Applying UIFSA's provisions to the facts of this case, New York's continuing exclusive jurisdiction was established when the first Monroe County order was made dated February 1, 1991.   Mr. J.'s continued residence in New York gave New York ongoing jurisdiction.   The parties have not agreed to transfer jurisdiction to another state, nor has any other state properly modified New York's order.   See, Family Court Act § 580-205(b) & (c);  see  also, Sobie, Practice Commentaries to McKinney's Consolidated Laws, Family Court Act § 580-205, Book 29A, p. 225.   The Wisconsin divorce decree did not constitute a modification of the New York order, but instead was an independently made decree.

Nor does the mere fact of the divorce decree's registration in New York for enforcement confer “controlling order” status upon it, as urged by Wisconsin counsel.   Nothing in UIFSA's registration provisions supports that contention.   Likewise, contrary to the Hearing Examiner's findings, the fact that the Wisconsin order is the only order that has been enforced to date does not make it the “controlling order” under UIFSA.

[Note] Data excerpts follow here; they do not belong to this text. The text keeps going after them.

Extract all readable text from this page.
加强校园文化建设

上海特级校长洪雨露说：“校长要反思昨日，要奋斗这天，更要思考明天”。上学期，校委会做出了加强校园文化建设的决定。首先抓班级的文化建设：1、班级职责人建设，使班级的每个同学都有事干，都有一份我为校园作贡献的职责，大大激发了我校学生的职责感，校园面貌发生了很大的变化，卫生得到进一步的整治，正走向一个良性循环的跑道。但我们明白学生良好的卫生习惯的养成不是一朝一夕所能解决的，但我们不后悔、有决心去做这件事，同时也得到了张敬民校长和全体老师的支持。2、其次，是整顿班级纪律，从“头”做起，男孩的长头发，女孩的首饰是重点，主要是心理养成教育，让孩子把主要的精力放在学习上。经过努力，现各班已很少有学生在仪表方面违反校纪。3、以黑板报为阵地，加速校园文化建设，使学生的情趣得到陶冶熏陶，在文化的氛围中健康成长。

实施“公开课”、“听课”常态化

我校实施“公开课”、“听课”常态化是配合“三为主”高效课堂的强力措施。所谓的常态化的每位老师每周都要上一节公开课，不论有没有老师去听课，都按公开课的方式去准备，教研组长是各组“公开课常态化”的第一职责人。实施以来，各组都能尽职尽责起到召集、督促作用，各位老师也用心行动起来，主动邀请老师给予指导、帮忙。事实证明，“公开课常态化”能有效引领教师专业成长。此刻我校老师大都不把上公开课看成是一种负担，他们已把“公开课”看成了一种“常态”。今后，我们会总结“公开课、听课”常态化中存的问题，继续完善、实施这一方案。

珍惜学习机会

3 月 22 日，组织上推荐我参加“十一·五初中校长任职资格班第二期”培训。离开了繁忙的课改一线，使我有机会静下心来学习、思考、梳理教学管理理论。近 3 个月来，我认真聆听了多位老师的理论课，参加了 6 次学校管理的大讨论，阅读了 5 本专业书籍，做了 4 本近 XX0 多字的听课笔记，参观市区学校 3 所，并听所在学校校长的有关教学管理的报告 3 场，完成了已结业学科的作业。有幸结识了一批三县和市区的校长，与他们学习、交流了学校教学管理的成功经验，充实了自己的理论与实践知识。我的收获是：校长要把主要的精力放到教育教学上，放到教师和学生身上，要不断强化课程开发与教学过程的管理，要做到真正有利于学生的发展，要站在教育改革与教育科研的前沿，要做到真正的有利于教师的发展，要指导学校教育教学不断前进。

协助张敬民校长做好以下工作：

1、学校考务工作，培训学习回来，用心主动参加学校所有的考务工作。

In closing, the court is not unmindful of the practical implications for the parties in this case of its ruling in this uncharted area of the law.   The significant reduction in Mr. J.'s long-standing child support obligation will no doubt have an impact upon the parties for some time to come.   The court hopes that this ruling will provide some degree of guidance to other parties finding themselves in a similar situation in the future.

Accordingly, Mr. J.'s objections are granted, the Monroe County order of March 17, 1992 is established as the controlling order under UIFSA and Mr. J.'s current support obligation is reduced to the sum of $25 per month effective the date of the filing of his petition, April 22, 1999, with retroactive support to be adjusted accordingly to that date.


1.   Ms. W. is now a resident of Minnesota.   Neither party resides in Wisconsin, although Wisconsin continues to enforce its child support order and to collect money from Mr. J.